Bessie's Fortune - Page 152/376

Thus appealed to, Jack looked up, with an amused smile on his face, and said: "I don't quite believe Bessie's eyes did rest on Blanche's parasol. I thought they were on you, and envied you as a lucky dog. Seriously, though," he continued, as he saw the thunderous gleam in Neil's eyes, and the look of triumph in Blanche's, "it did not occur to me that there was anything bold or unmaidenly in what the young lady did, and I never saw a more beautiful tableau than she made, standing there in the sunshine, with her bright, wavy hair, and her lovely, eager face. She is very beautiful, and I am so glad I have seen her. They are stopping at--" He hesitated, and looked at Neil, who, grateful for his defense of Bessie, unhesitatingly replied: "No. ---- Abingdon road, near High street"

"Thank you," Jack said, making a mental memorandum of the place, with a view to call, even if Bessie had said he better not.

After this little skirmish the dinner proceeded in peace, so far as Bessie was concerned, for Jack Trevellian was a kind of oracle, whose verdict could raise one to the pinnacle of public opinion, or cast him down to the depths, and if he said Bessie was not bold, nor brazen-faced, then she was not, though Lady Jane and Blanche disliked her just the same.
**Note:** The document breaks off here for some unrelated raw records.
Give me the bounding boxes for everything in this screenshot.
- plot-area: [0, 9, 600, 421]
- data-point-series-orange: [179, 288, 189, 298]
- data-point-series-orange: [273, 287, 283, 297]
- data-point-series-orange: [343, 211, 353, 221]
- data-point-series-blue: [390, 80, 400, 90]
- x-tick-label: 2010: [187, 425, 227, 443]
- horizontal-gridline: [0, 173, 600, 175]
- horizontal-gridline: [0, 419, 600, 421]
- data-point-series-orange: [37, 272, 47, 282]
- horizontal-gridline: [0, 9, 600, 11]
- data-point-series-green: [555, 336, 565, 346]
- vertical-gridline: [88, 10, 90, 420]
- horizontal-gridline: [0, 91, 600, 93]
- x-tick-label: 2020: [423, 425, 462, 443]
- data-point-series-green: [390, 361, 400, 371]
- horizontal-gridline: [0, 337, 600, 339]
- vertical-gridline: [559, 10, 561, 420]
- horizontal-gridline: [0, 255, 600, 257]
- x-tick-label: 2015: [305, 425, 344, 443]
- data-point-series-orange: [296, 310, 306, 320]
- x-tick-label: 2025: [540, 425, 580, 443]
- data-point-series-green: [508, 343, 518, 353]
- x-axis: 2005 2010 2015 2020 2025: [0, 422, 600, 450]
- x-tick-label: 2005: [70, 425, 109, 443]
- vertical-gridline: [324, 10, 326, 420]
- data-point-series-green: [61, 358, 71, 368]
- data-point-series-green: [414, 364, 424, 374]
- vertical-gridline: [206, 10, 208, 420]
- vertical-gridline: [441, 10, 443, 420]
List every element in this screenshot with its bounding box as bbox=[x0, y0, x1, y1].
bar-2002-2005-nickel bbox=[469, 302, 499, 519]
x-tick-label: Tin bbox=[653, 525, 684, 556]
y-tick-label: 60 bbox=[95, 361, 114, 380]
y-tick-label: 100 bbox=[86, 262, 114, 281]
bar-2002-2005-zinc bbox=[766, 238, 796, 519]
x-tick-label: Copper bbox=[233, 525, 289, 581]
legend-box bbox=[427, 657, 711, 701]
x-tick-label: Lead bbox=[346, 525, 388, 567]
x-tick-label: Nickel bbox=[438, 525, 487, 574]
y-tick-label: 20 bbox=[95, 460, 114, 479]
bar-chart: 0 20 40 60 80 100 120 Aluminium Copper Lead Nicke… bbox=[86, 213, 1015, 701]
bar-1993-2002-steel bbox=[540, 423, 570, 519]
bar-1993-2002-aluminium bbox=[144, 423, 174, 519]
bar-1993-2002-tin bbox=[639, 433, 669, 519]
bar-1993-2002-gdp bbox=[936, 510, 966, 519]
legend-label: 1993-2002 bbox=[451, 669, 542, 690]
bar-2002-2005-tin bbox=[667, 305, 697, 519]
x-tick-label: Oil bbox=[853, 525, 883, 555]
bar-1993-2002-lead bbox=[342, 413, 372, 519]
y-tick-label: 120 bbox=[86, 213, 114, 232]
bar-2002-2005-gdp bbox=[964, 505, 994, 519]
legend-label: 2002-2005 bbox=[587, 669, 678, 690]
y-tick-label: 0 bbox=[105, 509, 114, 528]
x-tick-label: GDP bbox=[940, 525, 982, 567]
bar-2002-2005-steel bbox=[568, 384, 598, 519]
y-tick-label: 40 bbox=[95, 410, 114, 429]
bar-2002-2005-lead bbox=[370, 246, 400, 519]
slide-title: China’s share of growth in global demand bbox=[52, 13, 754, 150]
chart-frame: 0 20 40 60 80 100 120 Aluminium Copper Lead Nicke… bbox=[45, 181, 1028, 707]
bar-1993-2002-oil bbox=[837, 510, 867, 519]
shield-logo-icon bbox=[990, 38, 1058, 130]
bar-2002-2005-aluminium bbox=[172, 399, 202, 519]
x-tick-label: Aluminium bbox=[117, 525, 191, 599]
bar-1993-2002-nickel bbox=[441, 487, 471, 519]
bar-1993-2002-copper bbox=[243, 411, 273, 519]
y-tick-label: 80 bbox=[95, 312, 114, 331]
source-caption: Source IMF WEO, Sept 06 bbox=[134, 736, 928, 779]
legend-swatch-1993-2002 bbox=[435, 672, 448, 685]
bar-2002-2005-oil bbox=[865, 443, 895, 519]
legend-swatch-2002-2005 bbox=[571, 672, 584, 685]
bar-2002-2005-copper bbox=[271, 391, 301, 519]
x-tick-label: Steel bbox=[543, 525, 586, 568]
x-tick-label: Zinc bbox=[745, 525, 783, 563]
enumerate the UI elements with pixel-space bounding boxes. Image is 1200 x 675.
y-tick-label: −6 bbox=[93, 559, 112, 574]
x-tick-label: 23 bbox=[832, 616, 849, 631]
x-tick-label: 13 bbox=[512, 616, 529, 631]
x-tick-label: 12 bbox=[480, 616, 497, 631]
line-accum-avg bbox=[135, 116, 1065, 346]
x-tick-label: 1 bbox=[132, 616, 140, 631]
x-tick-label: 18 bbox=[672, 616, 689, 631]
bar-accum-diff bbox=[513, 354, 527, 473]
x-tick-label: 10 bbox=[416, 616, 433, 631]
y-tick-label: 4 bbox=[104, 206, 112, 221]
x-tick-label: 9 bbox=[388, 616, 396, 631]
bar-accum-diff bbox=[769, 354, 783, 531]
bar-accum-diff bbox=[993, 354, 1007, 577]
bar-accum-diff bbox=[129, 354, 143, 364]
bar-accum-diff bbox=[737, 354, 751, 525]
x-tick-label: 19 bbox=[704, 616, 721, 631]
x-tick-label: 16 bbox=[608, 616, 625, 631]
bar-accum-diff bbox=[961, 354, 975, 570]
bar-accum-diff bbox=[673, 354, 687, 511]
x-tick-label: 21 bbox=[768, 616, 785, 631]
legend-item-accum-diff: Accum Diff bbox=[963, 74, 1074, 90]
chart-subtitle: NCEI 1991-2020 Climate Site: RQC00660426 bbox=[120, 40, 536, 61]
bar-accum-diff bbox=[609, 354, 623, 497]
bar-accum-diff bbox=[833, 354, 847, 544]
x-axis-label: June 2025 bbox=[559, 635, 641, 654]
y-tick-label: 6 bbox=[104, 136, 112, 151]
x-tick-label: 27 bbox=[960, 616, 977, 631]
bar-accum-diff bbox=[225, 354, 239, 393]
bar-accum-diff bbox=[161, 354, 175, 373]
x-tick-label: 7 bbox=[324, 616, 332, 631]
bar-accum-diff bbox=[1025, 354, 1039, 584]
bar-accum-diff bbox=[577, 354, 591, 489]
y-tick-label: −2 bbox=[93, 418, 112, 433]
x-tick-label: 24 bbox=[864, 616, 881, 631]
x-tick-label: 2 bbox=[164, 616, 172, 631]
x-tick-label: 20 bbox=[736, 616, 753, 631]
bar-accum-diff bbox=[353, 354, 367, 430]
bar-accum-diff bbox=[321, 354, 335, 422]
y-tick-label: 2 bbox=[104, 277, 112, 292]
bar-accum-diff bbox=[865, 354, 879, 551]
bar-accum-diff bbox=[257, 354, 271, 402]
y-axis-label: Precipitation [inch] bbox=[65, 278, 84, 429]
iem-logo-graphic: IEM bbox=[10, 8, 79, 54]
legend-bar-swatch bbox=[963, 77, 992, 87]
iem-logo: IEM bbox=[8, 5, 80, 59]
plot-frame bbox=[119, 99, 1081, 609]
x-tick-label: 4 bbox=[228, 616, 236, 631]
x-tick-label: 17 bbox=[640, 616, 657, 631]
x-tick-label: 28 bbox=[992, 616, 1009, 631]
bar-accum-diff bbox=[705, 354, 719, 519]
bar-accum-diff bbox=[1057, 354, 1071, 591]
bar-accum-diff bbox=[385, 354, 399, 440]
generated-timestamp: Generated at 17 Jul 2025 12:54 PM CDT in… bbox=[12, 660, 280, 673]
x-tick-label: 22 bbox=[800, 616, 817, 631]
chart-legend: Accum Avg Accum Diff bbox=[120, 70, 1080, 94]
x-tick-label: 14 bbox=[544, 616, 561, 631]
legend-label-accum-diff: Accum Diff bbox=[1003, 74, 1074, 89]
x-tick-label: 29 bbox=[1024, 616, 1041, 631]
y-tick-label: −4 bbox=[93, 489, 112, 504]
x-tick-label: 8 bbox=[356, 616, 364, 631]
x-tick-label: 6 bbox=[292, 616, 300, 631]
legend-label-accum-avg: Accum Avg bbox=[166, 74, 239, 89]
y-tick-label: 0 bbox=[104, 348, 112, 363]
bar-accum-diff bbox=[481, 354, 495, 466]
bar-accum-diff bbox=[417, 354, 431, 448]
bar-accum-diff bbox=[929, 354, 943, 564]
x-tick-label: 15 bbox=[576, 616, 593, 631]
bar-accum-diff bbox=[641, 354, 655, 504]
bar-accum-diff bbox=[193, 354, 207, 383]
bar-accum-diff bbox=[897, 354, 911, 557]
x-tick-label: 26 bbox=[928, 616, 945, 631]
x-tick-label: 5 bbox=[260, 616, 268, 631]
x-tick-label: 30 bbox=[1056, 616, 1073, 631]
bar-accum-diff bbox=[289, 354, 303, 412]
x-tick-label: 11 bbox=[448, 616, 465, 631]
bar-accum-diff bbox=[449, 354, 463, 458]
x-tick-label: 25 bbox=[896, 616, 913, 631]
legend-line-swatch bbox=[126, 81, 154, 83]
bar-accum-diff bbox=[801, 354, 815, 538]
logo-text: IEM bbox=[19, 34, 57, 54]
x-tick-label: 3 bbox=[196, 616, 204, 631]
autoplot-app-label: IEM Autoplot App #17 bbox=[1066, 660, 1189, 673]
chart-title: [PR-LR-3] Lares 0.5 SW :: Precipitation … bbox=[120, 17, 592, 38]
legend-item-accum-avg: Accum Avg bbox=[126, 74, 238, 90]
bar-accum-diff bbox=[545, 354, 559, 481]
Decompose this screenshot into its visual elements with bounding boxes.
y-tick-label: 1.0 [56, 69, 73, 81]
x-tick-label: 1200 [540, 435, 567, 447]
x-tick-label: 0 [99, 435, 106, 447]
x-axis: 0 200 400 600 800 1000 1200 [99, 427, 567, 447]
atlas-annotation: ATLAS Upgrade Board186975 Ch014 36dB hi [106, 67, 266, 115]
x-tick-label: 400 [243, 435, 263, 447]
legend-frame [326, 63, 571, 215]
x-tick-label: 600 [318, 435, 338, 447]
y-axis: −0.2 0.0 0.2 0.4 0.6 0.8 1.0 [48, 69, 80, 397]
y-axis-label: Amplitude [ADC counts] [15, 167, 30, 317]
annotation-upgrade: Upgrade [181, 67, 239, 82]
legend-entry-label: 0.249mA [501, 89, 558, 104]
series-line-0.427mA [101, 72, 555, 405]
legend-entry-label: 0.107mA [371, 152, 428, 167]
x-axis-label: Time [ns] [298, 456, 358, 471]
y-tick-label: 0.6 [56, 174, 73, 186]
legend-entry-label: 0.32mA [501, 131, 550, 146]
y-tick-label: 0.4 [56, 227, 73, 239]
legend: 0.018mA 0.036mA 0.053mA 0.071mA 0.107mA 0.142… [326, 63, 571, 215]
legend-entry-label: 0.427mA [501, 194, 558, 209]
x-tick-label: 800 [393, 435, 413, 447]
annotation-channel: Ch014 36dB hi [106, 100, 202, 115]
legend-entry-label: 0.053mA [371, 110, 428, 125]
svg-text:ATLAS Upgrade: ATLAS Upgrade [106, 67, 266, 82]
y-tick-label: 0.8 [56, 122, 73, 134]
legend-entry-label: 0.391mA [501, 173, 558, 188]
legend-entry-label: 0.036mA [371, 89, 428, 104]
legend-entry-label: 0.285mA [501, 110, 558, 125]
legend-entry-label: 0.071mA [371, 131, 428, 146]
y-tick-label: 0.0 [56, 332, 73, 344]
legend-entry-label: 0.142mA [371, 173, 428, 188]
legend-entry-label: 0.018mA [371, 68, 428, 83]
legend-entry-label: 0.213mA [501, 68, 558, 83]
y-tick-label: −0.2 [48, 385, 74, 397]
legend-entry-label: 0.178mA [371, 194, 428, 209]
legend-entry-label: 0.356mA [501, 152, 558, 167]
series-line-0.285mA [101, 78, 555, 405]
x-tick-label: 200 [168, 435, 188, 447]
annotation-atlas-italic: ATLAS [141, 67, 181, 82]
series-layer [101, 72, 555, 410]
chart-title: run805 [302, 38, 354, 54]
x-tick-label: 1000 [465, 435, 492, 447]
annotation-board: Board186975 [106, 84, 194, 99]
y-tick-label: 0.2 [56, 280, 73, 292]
Neil, on the contrary, forgave her fully for the annoyance he had felt, and immediately after breakfast the next morning he started for Mrs. Buncher's. Bessie was trying on the hat when he entered. She had received the box only a few moments before, and had readily guessed that Neil was the donor, and had in part divined his motive.

"He was ashamed of my old gown and hat; and they are rather the worse for the wear, and looked very shabby among the fine dresses in the park. But they are the best I have, unless I make over those mother sent me--and that I cannot do," she thought, as she remembered, with a pang, the trunkful of half-worn garments of various kinds, which her mother had sent her from time to time, and which she could never bring herself to wear, because of the association. They had been worn in the moral mire of Monte Carlo and other places equally disreputable, and Bessie could no more have put them on than she could have adopted her mother's habits. In her linen dress, which she bought with money paid her for roses by the ladies who frequented the "George," she felt pure and respectable. But this gift from Neil, her cousin, she surely might keep, for her father said so, and, young-girl-like, she was admiring herself, or rather the hat, before the glass, when Neil himself came in.